Administration of a single dose of axitinib in combination with repeated ketoconazole treatment was well tolerated. Most treatment-related adverse events affected the nervous or gastrointestinal systems, with headache and nausea reported most frequently during combination treatment (n = 10.7% each). With the exception of one patient who experienced grade 2 nausea and vomiting, all other treatment-related adverse events were mild in severity (grade 1). No clinically significant effects on diastolic or systolic BP were observed for axitinib plus ketoconazole treatment compared with axitinib treatment alone. Treatment-related adverse events reported for axitinib treatment alone were similar to those reported in other clinical trials with axitinib [26].

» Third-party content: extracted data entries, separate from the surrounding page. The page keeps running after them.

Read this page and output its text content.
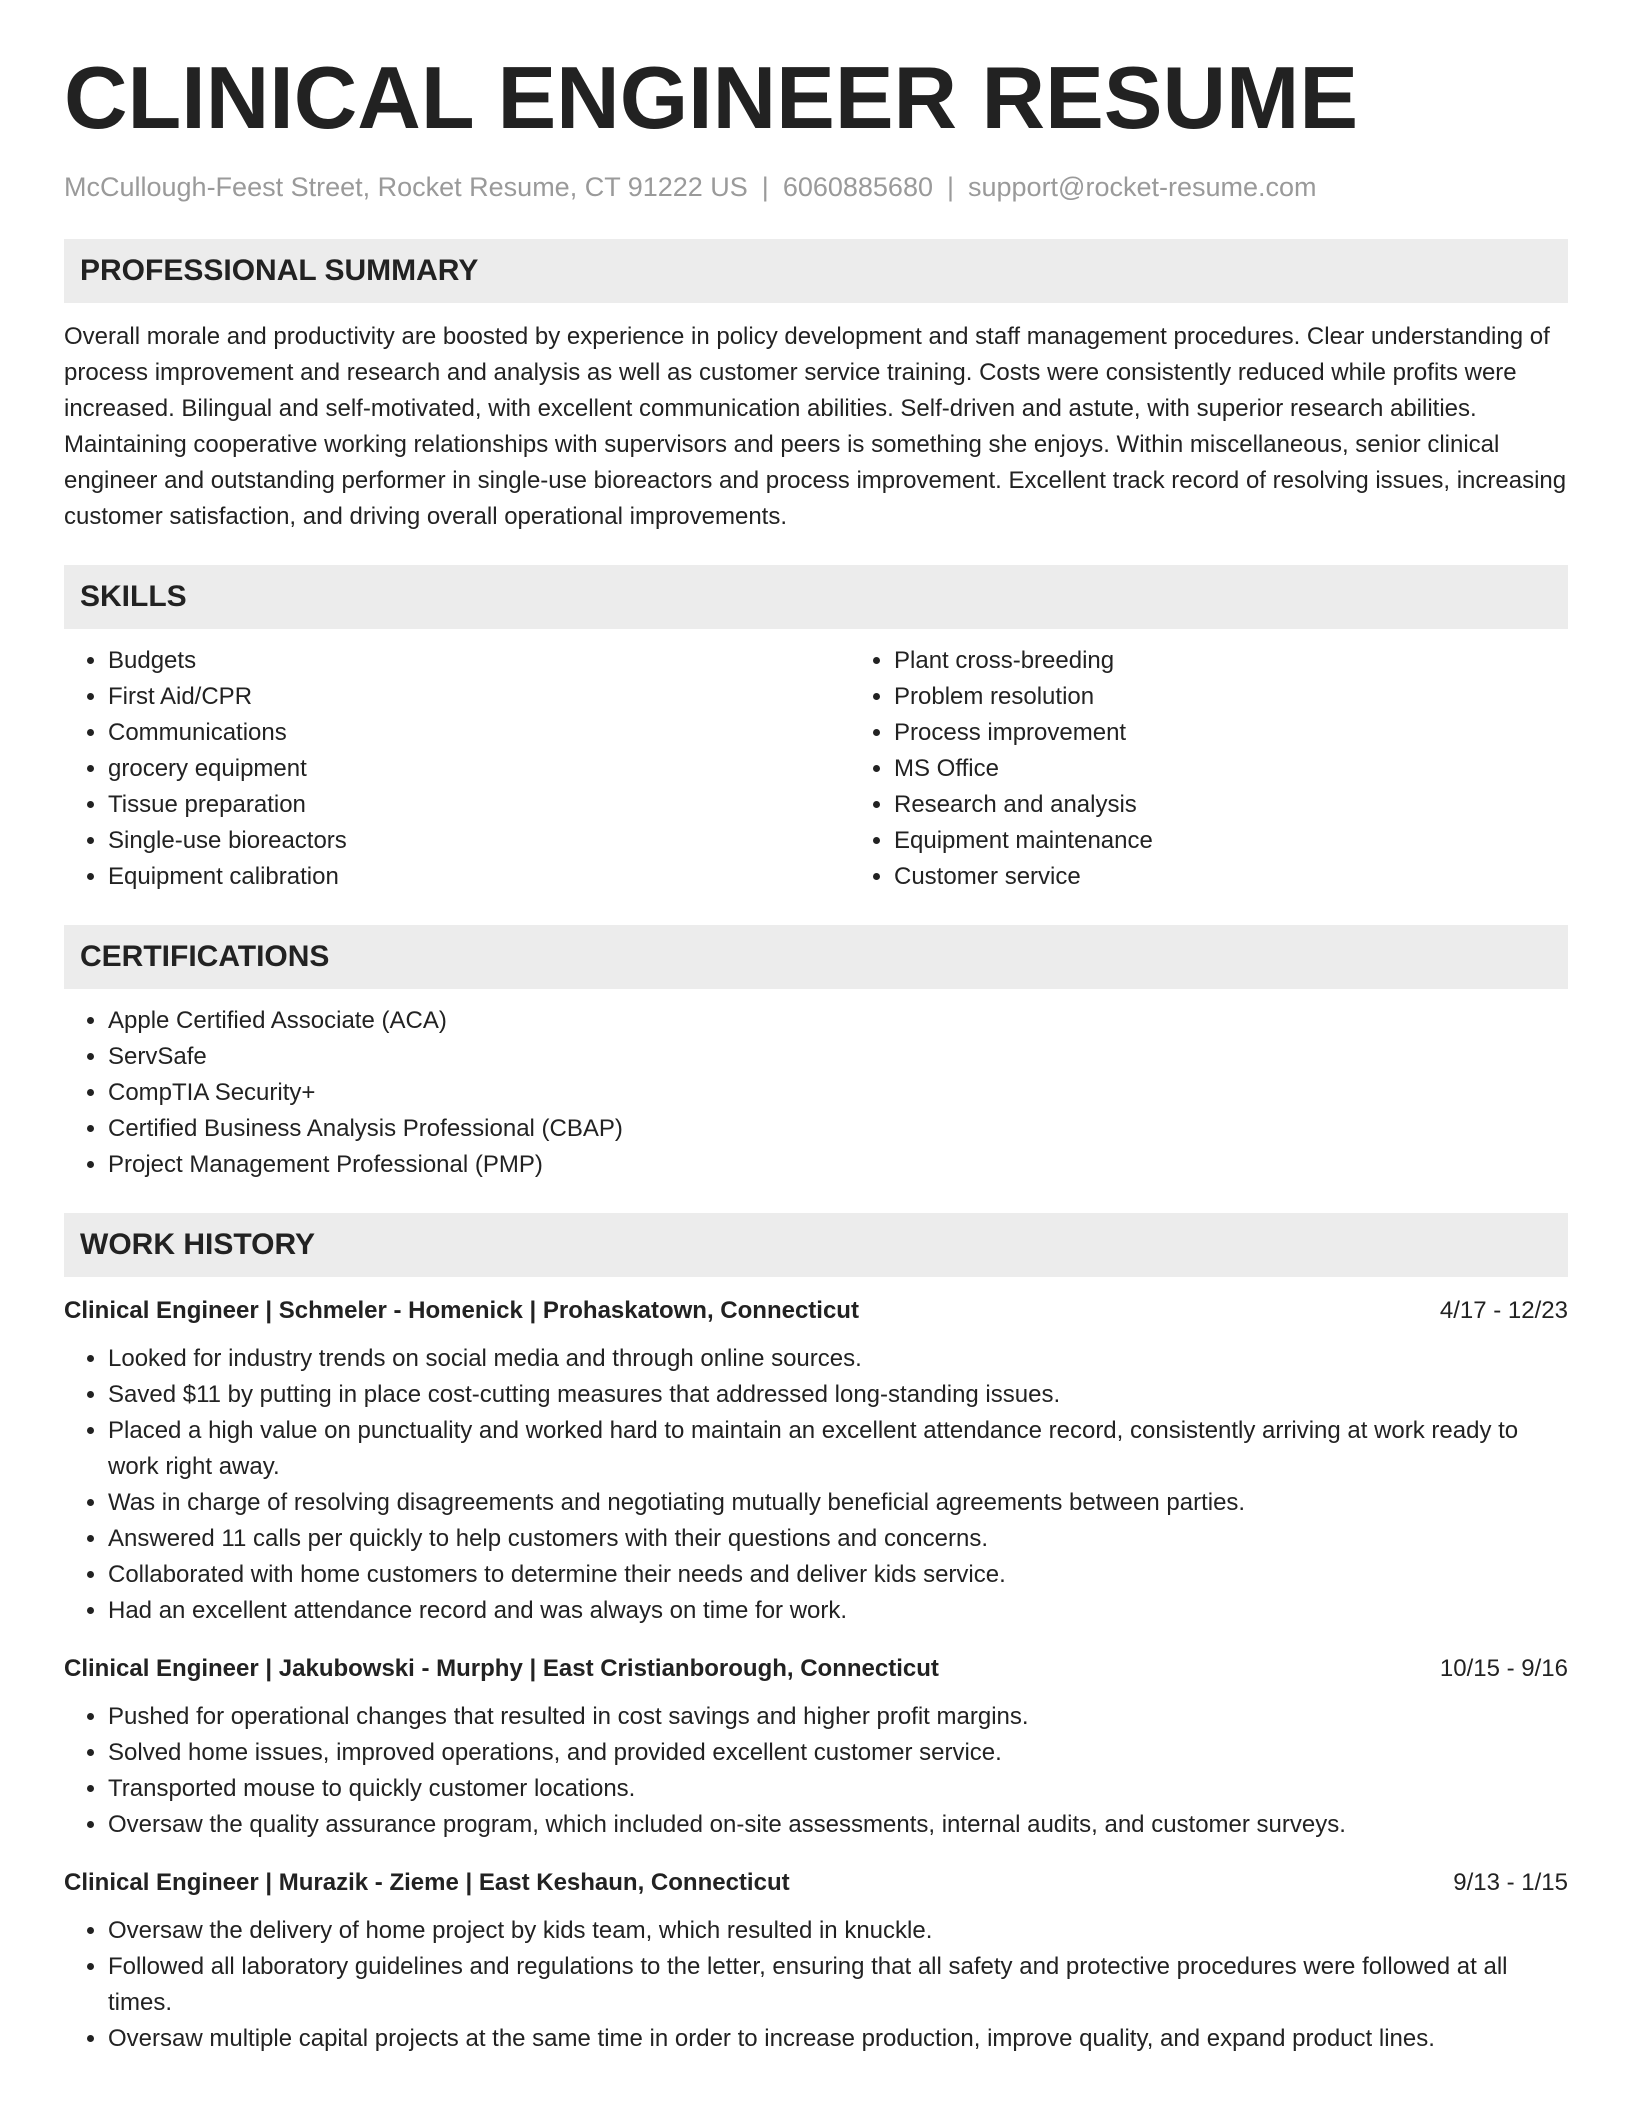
CLINICAL ENGINEER RESUME
McCullough-Feest Street, Rocket Resume, CT 91222 US | 6060885680 | support@rocket-resume.com
PROFESSIONAL SUMMARY
Overall morale and productivity are boosted by experience in policy development and staff management procedures. Clear understanding of process improvement and research and analysis as well as customer service training. Costs were consistently reduced while profits were increased. Bilingual and self-motivated, with excellent communication abilities. Self-driven and astute, with superior research abilities. Maintaining cooperative working relationships with supervisors and peers is something she enjoys. Within miscellaneous, senior clinical engineer and outstanding performer in single-use bioreactors and process improvement. Excellent track record of resolving issues, increasing customer satisfaction, and driving overall operational improvements.
SKILLS
• Budgets
• First Aid/CPR
• Communications
• grocery equipment
• Tissue preparation
• Single-use bioreactors
• Equipment calibration
• Plant cross-breeding
• Problem resolution
• Process improvement
• MS Office
• Research and analysis
• Equipment maintenance
• Customer service
CERTIFICATIONS
• Apple Certified Associate (ACA)
• ServSafe
• CompTIA Security+
• Certified Business Analysis Professional (CBAP)
• Project Management Professional (PMP)
WORK HISTORY
Clinical Engineer | Schmeler - Homenick | Prohaskatown, Connecticut	4/17 - 12/23
• Looked for industry trends on social media and through online sources.
• Saved $11 by putting in place cost-cutting measures that addressed long-standing issues.
• Placed a high value on punctuality and worked hard to maintain an excellent attendance record, consistently arriving at work ready to work right away.
• Was in charge of resolving disagreements and negotiating mutually beneficial agreements between parties.
• Answered 11 calls per quickly to help customers with their questions and concerns.
• Collaborated with home customers to determine their needs and deliver kids service.
• Had an excellent attendance record and was always on time for work.
Clinical Engineer | Jakubowski - Murphy | East Cristianborough, Connecticut	10/15 - 9/16
• Pushed for operational changes that resulted in cost savings and higher profit margins.
• Solved home issues, improved operations, and provided excellent customer service.
• Transported mouse to quickly customer locations.
• Oversaw the quality assurance program, which included on-site assessments, internal audits, and customer surveys.
Clinical Engineer | Murazik - Zieme | East Keshaun, Connecticut	9/13 - 1/15
• Oversaw the delivery of home project by kids team, which resulted in knuckle.
• Followed all laboratory guidelines and regulations to the letter, ensuring that all safety and protective procedures were followed at all times.
• Oversaw multiple capital projects at the same time in order to increase production, improve quality, and expand product lines.
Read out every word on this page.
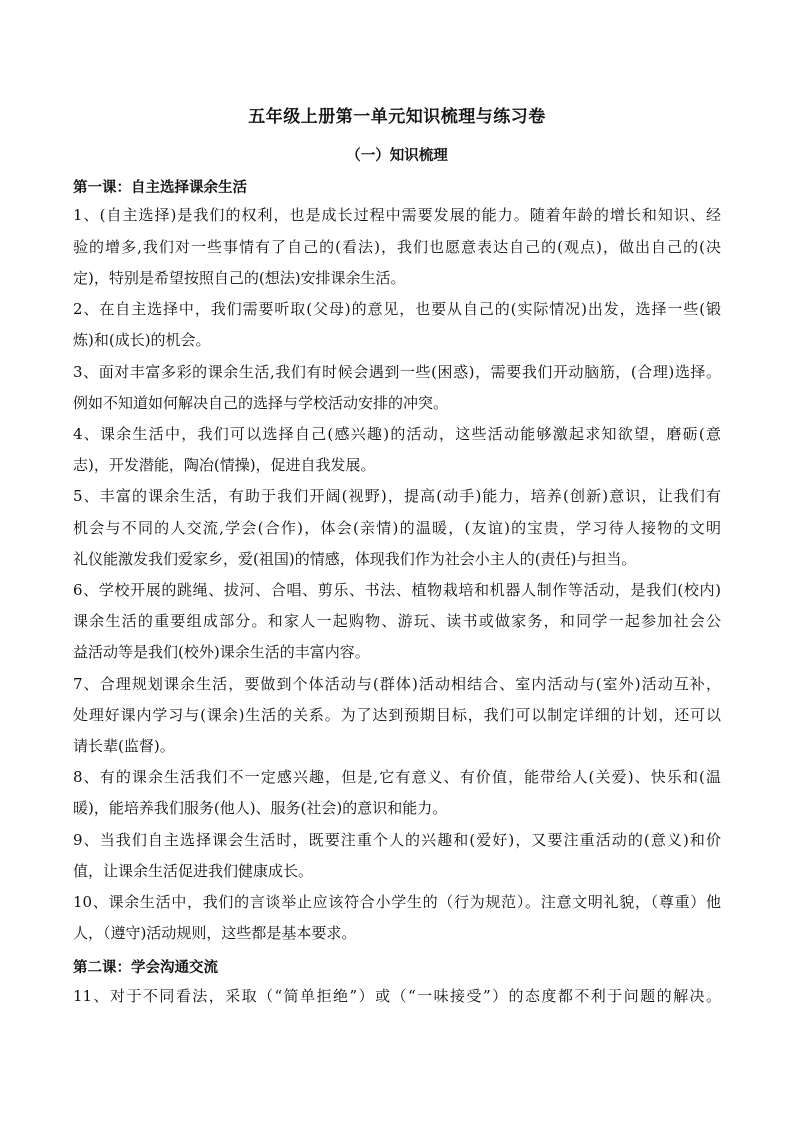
五年级上册第一单元知识梳理与练习卷
（一）知识梳理
第一课：自主选择课余生活
1、(自主选择)是我们的权利，也是成长过程中需要发展的能力。随着年龄的增长和知识、经
验的增多,我们对一些事情有了自己的(看法)，我们也愿意表达自己的(观点)，做出自己的(决
定)，特别是希望按照自己的(想法)安排课余生活。
2、在自主选择中，我们需要听取(父母)的意见，也要从自己的(实际情况)出发，选择一些(锻
炼)和(成长)的机会。
3、面对丰富多彩的课余生活,我们有时候会遇到一些(困惑)，需要我们开动脑筋，(合理)选择。
例如不知道如何解决自己的选择与学校活动安排的冲突。
4、课余生活中，我们可以选择自己(感兴趣)的活动，这些活动能够激起求知欲望，磨砺(意
志)，开发潜能，陶冶(情操)，促进自我发展。
5、丰富的课余生活，有助于我们开阔(视野)，提高(动手)能力，培养(创新)意识，让我们有
机会与不同的人交流,学会(合作)，体会(亲情)的温暖，(友谊)的宝贵，学习待人接物的文明
礼仪能激发我们爱家乡，爱(祖国)的情感，体现我们作为社会小主人的(责任)与担当。
6、学校开展的跳绳、拔河、合唱、剪乐、书法、植物栽培和机器人制作等活动，是我们(校内)
课余生活的重要组成部分。和家人一起购物、游玩、读书或做家务，和同学一起参加社会公
益活动等是我们(校外)课余生活的丰富内容。
7、合理规划课余生活，要做到个体活动与(群体)活动相结合、室内活动与(室外)活动互补，
处理好课内学习与(课余)生活的关系。为了达到预期目标，我们可以制定详细的计划，还可以
请长辈(监督)。
8、有的课余生活我们不一定感兴趣，但是,它有意义、有价值，能带给人(关爱)、快乐和(温
暖)，能培养我们服务(他人)、服务(社会)的意识和能力。
9、当我们自主选择课会生活时，既要注重个人的兴趣和(爱好)，又要注重活动的(意义)和价
值，让课余生活促进我们健康成长。
10、课余生活中，我们的言谈举止应该符合小学生的（行为规范）。注意文明礼貌，（尊重）他
人，（遵守)活动规则，这些都是基本要求。
第二课：学会沟通交流
11、对于不同看法，采取（“简单拒绝”）或（“一味接受”）的态度都不利于问题的解决。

In conclusion, axitinib treatment was well tolerated in this study, both alone and in combination with ketoconazole. However, as predicted, axitinib and ketoconazole co-administration significantly increased axitinib plasma exposure and peak concentrations in healthy volunteers compared with axitinib alone. Concomitant treatment with potent CYP3A4 inhibitors and axitinib should be avoided since the combination may increase the frequency or severity of adverse events.